Republic of Iraq Ministry of Water Resources
- Coat of arms of Iraq

Agency overview
- Jurisdiction: Government of Iraq
- Headquarters: Rusafa, Baghdad ; 33°20′28″N 44°26′17″E﻿ / ﻿33.341°N 44.438°E;
- Agency executive: Muthanna al-Tamimi, Minister;
- Website: Official website

= Ministry of Water Resources (Iraq) =

Government ministry of Iraq

The Ministry of Water Resources is a ministry within the government of Iraq. It is responsible for water management, including maintenance of the extensive system of irrigation canals and dams and other related tasks. Prior to the 2003 invasion of Iraq, the ministry was known as the Ministry of Irrigation and employed 12,000 Iraqis, as well as 6,000 contract employees. The ministry was divided into five separate commissions and eleven state-owned companies. This was eventually reduced by the Coalition Provisional Authority to six Directors General.
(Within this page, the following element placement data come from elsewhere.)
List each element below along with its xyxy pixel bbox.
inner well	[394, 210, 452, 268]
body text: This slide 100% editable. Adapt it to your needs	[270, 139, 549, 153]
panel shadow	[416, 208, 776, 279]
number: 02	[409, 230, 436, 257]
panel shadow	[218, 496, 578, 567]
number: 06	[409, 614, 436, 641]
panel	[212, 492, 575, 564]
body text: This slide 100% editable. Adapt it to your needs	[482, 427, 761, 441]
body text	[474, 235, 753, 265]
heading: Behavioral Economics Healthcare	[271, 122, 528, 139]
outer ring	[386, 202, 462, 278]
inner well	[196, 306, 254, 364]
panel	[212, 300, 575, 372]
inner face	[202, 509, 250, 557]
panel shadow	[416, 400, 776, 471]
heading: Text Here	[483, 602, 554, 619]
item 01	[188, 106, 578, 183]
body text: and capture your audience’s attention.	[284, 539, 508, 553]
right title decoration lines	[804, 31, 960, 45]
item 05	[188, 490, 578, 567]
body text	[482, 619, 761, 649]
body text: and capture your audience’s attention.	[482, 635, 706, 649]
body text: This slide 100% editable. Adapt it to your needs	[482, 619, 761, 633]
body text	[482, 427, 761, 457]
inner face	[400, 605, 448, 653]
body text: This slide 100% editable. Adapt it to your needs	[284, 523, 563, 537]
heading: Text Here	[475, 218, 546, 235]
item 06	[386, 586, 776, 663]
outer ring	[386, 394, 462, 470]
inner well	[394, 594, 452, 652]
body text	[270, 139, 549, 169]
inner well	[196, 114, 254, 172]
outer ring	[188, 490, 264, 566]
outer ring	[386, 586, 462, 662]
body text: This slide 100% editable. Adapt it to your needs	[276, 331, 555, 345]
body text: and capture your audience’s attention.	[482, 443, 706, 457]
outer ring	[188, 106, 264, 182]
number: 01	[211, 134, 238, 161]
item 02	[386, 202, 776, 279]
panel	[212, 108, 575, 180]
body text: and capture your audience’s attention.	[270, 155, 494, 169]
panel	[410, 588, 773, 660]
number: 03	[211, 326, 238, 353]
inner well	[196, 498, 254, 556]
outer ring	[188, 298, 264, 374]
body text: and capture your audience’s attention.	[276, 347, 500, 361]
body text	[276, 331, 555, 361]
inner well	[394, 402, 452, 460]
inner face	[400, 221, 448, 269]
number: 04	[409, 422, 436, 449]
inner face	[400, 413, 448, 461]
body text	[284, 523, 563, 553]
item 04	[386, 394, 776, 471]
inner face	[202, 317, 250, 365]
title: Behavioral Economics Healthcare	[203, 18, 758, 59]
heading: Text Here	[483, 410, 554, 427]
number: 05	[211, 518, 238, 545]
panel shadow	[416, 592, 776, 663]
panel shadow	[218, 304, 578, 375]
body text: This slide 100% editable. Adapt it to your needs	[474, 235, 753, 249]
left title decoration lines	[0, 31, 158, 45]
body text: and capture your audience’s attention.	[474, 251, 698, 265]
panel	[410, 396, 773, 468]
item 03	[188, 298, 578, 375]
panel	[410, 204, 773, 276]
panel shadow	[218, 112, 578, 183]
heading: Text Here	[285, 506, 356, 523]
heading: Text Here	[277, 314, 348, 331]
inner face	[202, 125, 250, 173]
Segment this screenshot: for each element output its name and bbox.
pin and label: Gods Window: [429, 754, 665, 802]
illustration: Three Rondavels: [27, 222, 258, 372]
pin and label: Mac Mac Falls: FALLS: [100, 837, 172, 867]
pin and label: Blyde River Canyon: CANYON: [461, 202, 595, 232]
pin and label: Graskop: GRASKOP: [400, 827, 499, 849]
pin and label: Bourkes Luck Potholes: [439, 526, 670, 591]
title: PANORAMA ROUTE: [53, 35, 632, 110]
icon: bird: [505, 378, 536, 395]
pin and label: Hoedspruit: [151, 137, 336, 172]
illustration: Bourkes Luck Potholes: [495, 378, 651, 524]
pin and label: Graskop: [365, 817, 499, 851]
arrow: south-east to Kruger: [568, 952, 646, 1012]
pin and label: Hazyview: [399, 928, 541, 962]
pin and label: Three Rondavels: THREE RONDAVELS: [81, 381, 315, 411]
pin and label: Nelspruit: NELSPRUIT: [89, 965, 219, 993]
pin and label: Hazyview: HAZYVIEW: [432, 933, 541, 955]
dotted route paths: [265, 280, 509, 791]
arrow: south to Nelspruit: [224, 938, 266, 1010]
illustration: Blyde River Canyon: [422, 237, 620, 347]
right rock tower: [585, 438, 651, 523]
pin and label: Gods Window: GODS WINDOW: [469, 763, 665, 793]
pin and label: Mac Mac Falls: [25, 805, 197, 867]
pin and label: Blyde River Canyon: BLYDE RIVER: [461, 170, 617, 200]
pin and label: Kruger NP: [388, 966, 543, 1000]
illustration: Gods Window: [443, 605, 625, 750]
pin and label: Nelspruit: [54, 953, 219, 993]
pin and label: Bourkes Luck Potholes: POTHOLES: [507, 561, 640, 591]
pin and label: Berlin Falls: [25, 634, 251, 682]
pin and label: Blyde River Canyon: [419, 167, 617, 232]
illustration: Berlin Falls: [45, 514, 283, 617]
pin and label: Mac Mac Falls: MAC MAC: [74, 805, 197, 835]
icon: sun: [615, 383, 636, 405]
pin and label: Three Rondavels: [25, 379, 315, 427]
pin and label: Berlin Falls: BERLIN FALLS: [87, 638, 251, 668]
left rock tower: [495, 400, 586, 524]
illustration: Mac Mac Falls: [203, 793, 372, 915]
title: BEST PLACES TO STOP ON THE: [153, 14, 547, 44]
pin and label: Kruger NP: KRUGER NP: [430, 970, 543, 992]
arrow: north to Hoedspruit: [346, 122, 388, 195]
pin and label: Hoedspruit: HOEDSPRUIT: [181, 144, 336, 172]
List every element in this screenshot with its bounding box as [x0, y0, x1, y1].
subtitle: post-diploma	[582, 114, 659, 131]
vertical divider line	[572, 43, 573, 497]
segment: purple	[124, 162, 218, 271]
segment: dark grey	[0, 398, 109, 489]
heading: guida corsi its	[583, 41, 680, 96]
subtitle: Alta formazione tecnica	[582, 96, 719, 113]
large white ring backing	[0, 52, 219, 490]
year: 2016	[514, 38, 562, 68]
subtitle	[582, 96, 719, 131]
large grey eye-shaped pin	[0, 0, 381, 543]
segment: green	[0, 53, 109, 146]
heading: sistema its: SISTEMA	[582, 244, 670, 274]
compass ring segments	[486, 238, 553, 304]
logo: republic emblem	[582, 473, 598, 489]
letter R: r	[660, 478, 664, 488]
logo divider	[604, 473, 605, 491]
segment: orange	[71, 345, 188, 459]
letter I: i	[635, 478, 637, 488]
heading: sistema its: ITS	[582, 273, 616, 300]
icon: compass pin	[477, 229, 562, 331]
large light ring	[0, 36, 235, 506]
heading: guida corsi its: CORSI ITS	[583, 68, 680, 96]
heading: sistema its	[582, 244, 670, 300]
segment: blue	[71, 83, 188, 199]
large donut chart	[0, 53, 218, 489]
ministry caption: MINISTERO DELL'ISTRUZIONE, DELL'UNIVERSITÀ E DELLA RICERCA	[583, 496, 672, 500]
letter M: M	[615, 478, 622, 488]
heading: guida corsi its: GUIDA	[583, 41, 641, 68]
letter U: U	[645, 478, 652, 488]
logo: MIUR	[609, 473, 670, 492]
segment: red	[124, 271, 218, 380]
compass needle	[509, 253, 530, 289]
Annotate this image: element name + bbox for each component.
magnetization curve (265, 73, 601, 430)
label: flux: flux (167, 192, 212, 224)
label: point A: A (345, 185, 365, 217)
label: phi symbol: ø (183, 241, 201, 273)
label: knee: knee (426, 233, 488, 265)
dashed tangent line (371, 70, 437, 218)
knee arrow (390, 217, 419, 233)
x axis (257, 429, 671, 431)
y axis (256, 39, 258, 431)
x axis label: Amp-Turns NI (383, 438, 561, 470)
The Ministry's budget was increased to 150 million United States dollars for 2004, compared to USD 1 million under the recent government of Saddam Hussein. It was also retasked with flooding the southern marshlands that had been ordered drained. On 10 May 2004, CPA administrator Paul Bremer declared the Ministry to be fully autonomous with Latif Rashid as its head at the time.